On Thursday in Geneva, the United States, Russia, Ukraine, and the European Union reached an agreement to deescalate the situation in Ukraine, which Secretary of State John Kerry described as a first step in averting "a complete and total implosion" in the region. The deal calls for all sides to refrain from violent and provocative acts, for illegal groups to be disarmed, and for pro-Russian separatists to give up the buildings they seized in eastern Ukraine. Protesters who comply will be given amnesty, unless they're found guilty of capital crimes. Now the question is whether Russia will actually go along with the agreement, and President Obama sounded unconvinced. "My hope is that we actually do see follow-through over the next several days, but I don’t think, given past performance, that we can count on that," he said at a White House press conference.

The joint statement did not address the estimated 40,000 Russian troops on Ukraine's eastern and southern borders, Russia’s annexation of Crimea, or the May 25 election to choose a new Ukrainian president. Russia opposes the election, arguing that ousted President Viktor Yanukovych is still the legitimate leader. It's also unclear how militants occupying buildings in Ukraine will be persuaded to comply, since Russia claims it has no control over them.

Russian President Vladimir Putin has given no indication that he plans to back down. As diplomats were negotiating earlier on Thursday, Putin was taking questions from Edward Snowden and explaining that Russia has a historical claim to part of Ukraine in a four-hour TV appearance.

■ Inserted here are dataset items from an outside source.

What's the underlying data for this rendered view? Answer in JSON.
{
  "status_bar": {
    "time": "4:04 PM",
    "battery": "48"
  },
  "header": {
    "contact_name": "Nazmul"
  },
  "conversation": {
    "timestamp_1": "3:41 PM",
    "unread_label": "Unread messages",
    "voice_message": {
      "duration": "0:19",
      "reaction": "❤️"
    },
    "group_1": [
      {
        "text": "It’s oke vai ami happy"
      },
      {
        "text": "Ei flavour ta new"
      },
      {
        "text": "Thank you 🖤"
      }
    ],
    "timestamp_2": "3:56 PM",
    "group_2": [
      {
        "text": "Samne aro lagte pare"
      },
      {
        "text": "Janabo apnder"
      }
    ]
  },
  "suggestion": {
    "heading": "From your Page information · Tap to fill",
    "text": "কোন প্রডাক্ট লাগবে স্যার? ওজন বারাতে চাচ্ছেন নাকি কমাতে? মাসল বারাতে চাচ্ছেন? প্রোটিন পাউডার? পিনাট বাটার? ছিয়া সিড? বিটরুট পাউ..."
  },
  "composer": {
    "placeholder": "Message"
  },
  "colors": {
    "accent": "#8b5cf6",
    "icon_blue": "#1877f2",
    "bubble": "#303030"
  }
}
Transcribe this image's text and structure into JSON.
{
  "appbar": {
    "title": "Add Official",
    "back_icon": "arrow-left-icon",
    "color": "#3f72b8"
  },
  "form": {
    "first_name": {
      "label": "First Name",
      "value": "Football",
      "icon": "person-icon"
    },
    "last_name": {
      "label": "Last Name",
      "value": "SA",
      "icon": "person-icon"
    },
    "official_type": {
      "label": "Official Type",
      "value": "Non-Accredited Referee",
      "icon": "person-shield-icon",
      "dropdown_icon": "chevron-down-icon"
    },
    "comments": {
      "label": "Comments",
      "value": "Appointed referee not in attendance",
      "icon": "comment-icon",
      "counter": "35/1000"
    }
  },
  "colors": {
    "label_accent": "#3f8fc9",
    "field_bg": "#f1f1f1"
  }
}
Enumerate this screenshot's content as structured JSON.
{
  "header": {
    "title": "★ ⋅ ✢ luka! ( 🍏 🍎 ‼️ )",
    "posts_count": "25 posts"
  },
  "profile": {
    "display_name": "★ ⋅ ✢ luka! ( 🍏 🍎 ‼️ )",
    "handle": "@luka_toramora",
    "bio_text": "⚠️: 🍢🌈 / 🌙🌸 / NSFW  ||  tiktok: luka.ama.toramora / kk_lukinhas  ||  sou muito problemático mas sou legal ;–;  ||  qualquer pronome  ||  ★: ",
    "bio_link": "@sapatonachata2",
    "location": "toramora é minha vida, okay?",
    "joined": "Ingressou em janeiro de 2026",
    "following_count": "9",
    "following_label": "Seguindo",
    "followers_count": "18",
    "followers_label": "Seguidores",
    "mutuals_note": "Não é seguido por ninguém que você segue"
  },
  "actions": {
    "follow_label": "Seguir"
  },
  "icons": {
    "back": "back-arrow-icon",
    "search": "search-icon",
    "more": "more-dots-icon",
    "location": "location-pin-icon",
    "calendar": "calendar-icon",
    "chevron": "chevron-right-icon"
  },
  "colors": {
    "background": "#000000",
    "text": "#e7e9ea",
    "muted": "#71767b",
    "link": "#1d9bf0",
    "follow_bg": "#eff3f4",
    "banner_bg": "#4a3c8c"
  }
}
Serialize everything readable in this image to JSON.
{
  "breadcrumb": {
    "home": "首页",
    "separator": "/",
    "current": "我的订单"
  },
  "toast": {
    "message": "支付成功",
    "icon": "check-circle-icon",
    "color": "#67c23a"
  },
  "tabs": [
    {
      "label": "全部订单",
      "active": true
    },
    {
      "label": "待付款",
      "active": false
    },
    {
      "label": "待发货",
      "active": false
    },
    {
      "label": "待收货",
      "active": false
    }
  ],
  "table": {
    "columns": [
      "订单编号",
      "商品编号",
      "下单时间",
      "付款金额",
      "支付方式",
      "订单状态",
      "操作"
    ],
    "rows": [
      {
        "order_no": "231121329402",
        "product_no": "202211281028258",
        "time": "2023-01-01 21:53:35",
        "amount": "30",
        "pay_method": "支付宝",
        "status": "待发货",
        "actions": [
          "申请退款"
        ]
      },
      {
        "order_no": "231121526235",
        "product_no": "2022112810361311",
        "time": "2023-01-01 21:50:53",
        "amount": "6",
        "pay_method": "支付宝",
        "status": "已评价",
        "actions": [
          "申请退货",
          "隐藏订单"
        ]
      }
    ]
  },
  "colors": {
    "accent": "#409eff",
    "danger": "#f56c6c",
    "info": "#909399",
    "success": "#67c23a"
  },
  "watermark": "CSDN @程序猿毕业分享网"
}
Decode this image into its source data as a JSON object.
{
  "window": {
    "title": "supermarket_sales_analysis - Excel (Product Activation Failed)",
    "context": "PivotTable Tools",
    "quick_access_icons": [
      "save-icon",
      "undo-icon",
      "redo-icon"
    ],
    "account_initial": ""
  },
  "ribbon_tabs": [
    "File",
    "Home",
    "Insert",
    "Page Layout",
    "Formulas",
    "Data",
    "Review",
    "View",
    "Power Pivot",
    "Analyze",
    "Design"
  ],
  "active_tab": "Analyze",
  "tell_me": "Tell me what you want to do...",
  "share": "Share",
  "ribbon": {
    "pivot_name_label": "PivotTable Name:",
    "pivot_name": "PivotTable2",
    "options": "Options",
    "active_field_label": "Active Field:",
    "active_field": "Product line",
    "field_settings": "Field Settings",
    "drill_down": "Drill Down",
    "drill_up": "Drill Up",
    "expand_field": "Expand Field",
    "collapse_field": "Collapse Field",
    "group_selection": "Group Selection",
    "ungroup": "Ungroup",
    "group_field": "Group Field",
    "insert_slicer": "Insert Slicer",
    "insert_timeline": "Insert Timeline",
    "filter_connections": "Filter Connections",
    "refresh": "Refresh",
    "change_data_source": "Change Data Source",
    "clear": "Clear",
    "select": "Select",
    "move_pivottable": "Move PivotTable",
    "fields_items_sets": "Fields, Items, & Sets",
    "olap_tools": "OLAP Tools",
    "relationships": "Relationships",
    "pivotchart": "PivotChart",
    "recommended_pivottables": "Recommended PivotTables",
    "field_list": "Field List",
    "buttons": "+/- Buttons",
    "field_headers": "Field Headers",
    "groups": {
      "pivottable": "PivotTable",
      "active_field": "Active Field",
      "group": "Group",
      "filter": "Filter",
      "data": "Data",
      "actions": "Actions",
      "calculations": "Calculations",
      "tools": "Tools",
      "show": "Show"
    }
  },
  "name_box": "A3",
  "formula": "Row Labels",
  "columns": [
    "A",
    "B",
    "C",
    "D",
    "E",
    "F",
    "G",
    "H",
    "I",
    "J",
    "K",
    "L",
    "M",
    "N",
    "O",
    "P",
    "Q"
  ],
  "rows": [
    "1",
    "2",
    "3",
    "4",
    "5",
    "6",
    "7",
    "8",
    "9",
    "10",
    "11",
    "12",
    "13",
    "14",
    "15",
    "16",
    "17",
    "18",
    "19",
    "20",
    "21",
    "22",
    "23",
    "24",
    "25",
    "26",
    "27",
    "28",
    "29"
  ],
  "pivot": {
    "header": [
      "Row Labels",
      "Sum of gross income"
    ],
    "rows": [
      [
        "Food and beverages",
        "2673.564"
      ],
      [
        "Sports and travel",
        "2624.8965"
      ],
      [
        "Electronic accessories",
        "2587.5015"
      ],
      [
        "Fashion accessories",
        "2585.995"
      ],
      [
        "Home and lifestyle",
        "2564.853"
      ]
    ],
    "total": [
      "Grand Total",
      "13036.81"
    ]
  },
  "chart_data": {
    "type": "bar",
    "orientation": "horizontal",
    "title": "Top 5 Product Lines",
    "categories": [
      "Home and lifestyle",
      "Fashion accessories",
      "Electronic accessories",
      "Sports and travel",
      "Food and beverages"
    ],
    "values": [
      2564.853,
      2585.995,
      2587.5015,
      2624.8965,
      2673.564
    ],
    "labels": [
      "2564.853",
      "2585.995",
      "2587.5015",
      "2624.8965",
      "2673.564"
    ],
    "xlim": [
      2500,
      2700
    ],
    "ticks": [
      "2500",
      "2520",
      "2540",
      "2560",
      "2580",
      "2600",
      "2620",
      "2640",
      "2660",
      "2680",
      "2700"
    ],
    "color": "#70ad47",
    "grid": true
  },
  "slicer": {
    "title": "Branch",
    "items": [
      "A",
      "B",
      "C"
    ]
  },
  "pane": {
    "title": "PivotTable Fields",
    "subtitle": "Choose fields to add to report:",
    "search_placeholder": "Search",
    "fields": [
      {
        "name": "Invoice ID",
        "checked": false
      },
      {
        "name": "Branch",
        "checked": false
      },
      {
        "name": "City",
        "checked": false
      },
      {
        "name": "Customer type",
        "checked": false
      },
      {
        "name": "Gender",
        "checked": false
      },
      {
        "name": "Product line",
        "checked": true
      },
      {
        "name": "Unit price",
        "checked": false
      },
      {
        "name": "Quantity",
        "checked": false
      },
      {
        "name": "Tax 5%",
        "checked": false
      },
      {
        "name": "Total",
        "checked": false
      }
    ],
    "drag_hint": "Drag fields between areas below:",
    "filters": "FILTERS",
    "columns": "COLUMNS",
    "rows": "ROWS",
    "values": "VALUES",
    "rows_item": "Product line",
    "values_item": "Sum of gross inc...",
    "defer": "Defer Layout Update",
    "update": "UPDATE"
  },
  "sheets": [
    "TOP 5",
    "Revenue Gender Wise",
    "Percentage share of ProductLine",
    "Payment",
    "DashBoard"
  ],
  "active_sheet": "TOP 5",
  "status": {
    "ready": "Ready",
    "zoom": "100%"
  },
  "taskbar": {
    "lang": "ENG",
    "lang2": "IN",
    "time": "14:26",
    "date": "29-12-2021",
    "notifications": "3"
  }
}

"We have to be prepared to potentially respond to what continue to be efforts of interference by the Russians in eastern and southern Ukraine," President Obama said. He threatened to impose new economic sanctions on Russia if they don't stand down, and reiterated that military intervention is off the table. "What we have to do is create an environment where the regular forces disarm, where the seizing of buildings cease, where a national dialogue of Ukrainians — not by others, but by Ukrainians, takes place," he said.